Direct substitution is often the first step when evaluating limits. It involves simply plugging the value, to which \(x\) approaches, directly into the function. This method is straightforward and ideal for cases where substitution yields a proper numerical result directly.
However, when direct substitution results in an indeterminate form, as it did in our example with \( \frac{0}{0} \), it becomes clear that further simplification or manipulation is necessary. Only by overcoming these special cases can the true limit be evaluated accurately.

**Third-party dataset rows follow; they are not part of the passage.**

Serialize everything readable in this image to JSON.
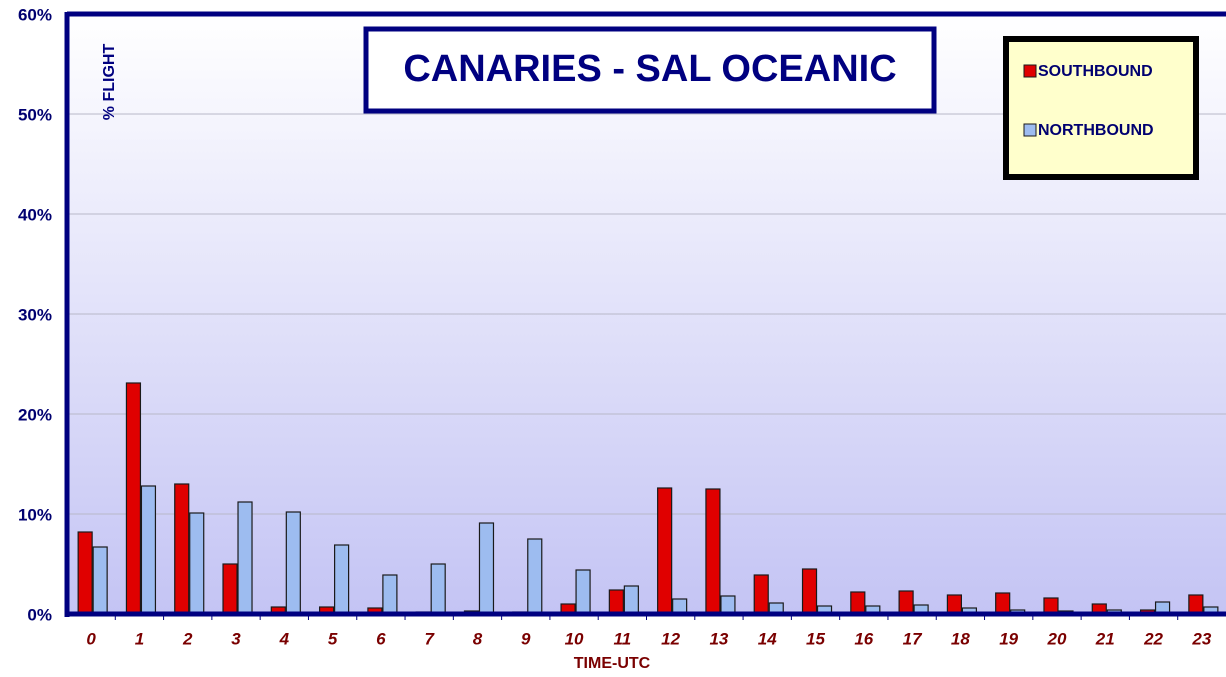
{
  "chart_data": {
    "type": "bar",
    "title": "CANARIES - SAL OCEANIC",
    "y_label": "% FLIGHT",
    "x_label": "TIME-UTC",
    "categories": [
      "0",
      "1",
      "2",
      "3",
      "4",
      "5",
      "6",
      "7",
      "8",
      "9",
      "10",
      "11",
      "12",
      "13",
      "14",
      "15",
      "16",
      "17",
      "18",
      "19",
      "20",
      "21",
      "22",
      "23"
    ],
    "series": [
      {
        "name": "SOUTHBOUND",
        "color": "#e00000",
        "values": [
          8.2,
          23.1,
          13.0,
          5.0,
          0.7,
          0.7,
          0.6,
          0.2,
          0.3,
          0.2,
          1.0,
          2.4,
          12.6,
          12.5,
          3.9,
          4.5,
          2.2,
          2.3,
          1.9,
          2.1,
          1.6,
          1.0,
          0.4,
          1.9
        ]
      },
      {
        "name": "NORTHBOUND",
        "color": "#9dbcf0",
        "values": [
          6.7,
          12.8,
          10.1,
          11.2,
          10.2,
          6.9,
          3.9,
          5.0,
          9.1,
          7.5,
          4.4,
          2.8,
          1.5,
          1.8,
          1.1,
          0.8,
          0.8,
          0.9,
          0.6,
          0.4,
          0.3,
          0.4,
          1.2,
          0.7
        ]
      }
    ],
    "ylim": [
      0,
      60
    ],
    "yticks": [
      {
        "value": 0,
        "label": "0%"
      },
      {
        "value": 10,
        "label": "10%"
      },
      {
        "value": 20,
        "label": "20%"
      },
      {
        "value": 30,
        "label": "30%"
      },
      {
        "value": 40,
        "label": "40%"
      },
      {
        "value": 50,
        "label": "50%"
      },
      {
        "value": 60,
        "label": "60%"
      }
    ],
    "grid": true,
    "legend": "top-right"
  }
}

Direct substitution showcases its power in simple scenarios, but it also serves as a crucial indicator for complex instances, guiding the need to employ additional algebraic techniques.

Simplifying Expressions

Simplifying expressions is a vital skill in mathematics, particularly in limit problems. The goal is to rewrite an expression in a more straightforward form, often to allow substitution or cancellation of terms. This process invariably involves algebraic manipulation, such as factorization, expansion, or conjugation.
In the given exercise, simplifying the initial expression was essential. By applying the difference of cubes formula, the expression was reorganized in such a way that it removed the indeterminate form. Once simplified, canceling equivalent terms from the numerator and denominator becomes possible.
The revised function is easily substitute-able, as seen when we simplified and then evaluated the limit by substituting \(x = 2\). This simplification ensures that once-direct substitution now yields an actual numerical limit, resolving the problem efficiently.